In any discussion of the vulnerability of your computer to malware, the discussion is often centered around the cutting edge of the battles between new threats and new versions of browsers and software to combat them. But the dirty little secret we don't discuss much is: Most software is older than dirt. Does software need a fresh sale date? Security researchers are beginning to think so.
In a newly published paper, Stefan Frei and Martin May of the Computer Engineering and Networks Laboratory at ETH Zurich, Thomas Dubendorfer of Google Switzerland, and Gunter Ollmann of IBM (NYSE: IBM) Internet Security Systems make this recommendation because they found that 637 million (45.2%) out of 1.4 billion Internet users worldwide are at risk from their failure to use the latest, most secure version of their chosen Internet browsers.

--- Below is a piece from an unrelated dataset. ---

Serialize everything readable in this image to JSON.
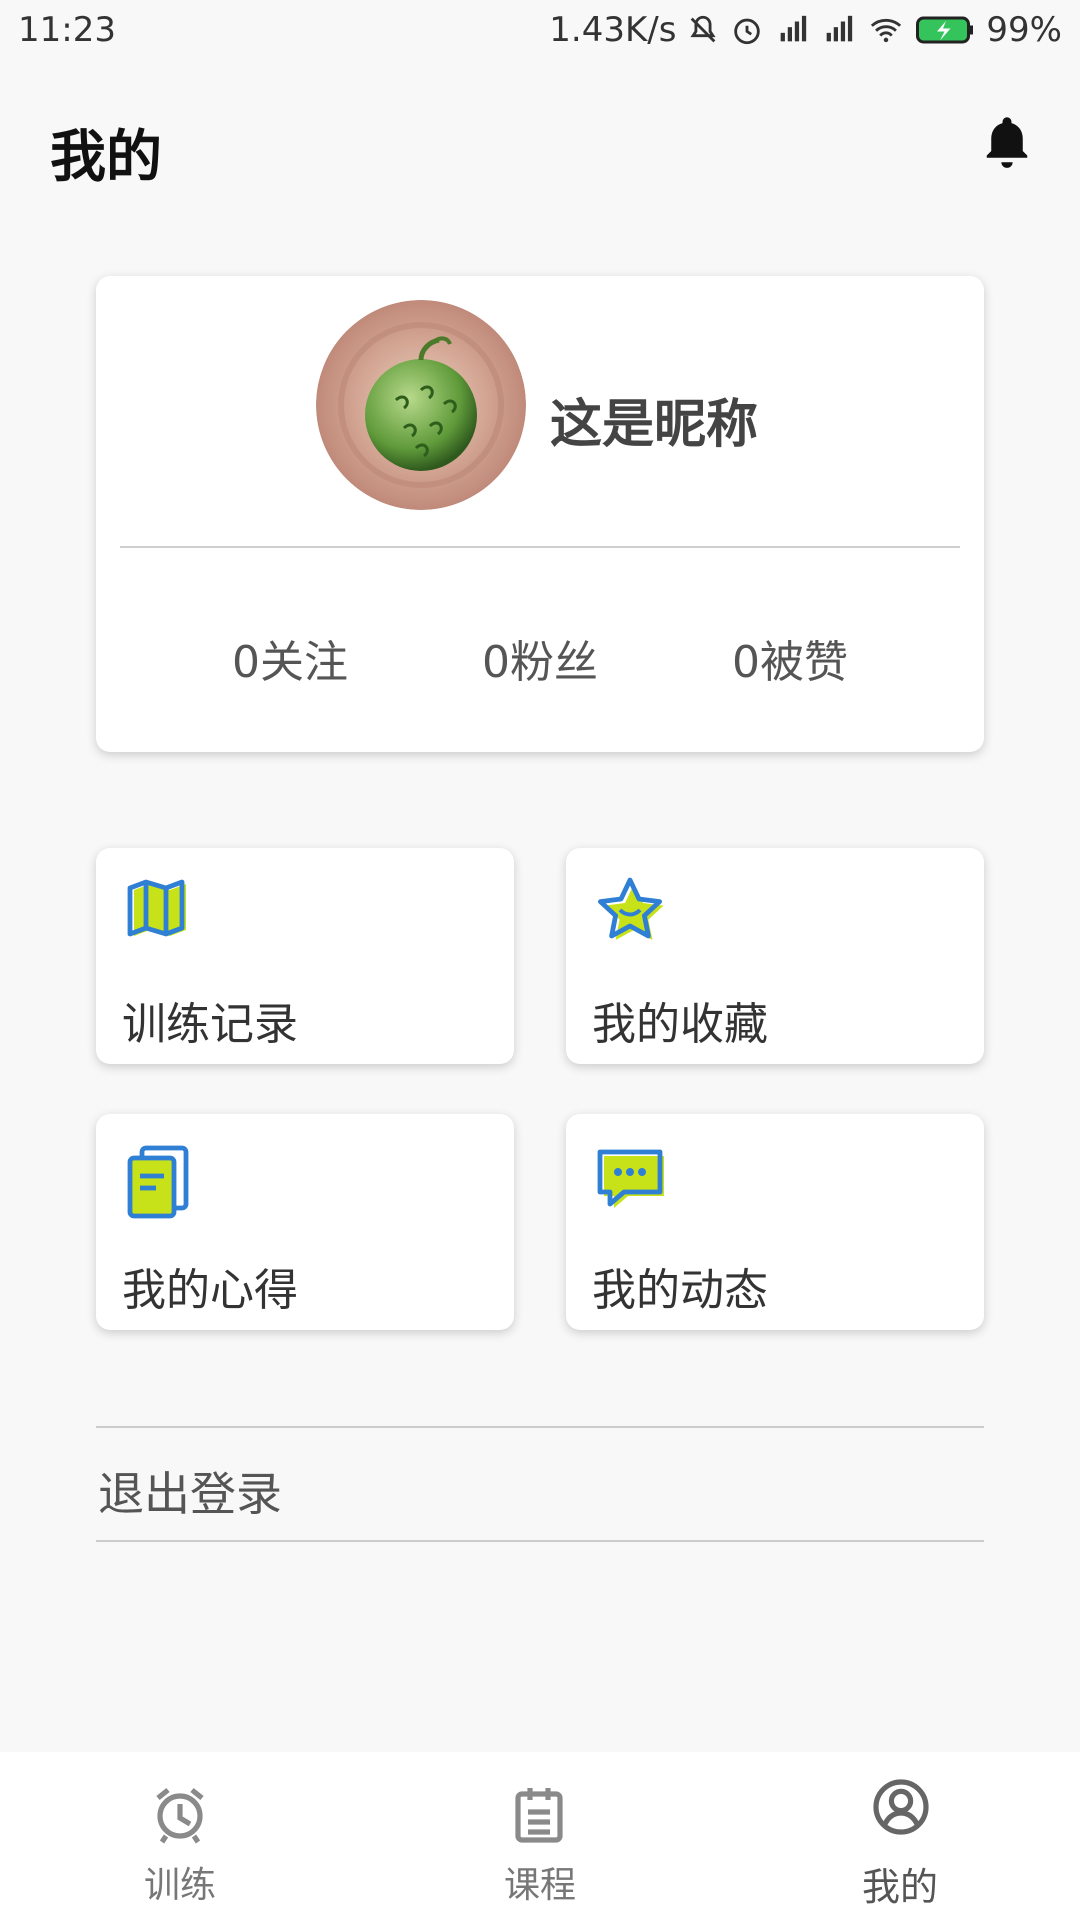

"Given the state of the software industry and the growing threat of exploitable vulnerabilities within all applications (not just Web browsers), we believe that the establishment of a 'best before' date for all new software releases could prove an invaluable means to educating the user to patch or 'refresh' their software applications," the paper says. "The same 'best before' date information could also be leveraged by Internet businesses to help evaluate or mitigate the risk of customers who are using out of date software and are consequently at a higher risk of having been compromised."
Web browser vulnerabilities are becoming the fault of choice for malware baddies, and it's sobering to read that as few as 47.6 percent of Internet Explorer users are using the most current, patched version. That's an invitation to disaster. Firefox 2 was considered the most secure browser mostly because it had the best percentage of users who kept it up-to-date, 83.3 percent. It's not just browsers that are out-of date though; things like Flash and Quicktime are often on users' computers in ancient iterations. Update people! It's all free stuff, after all.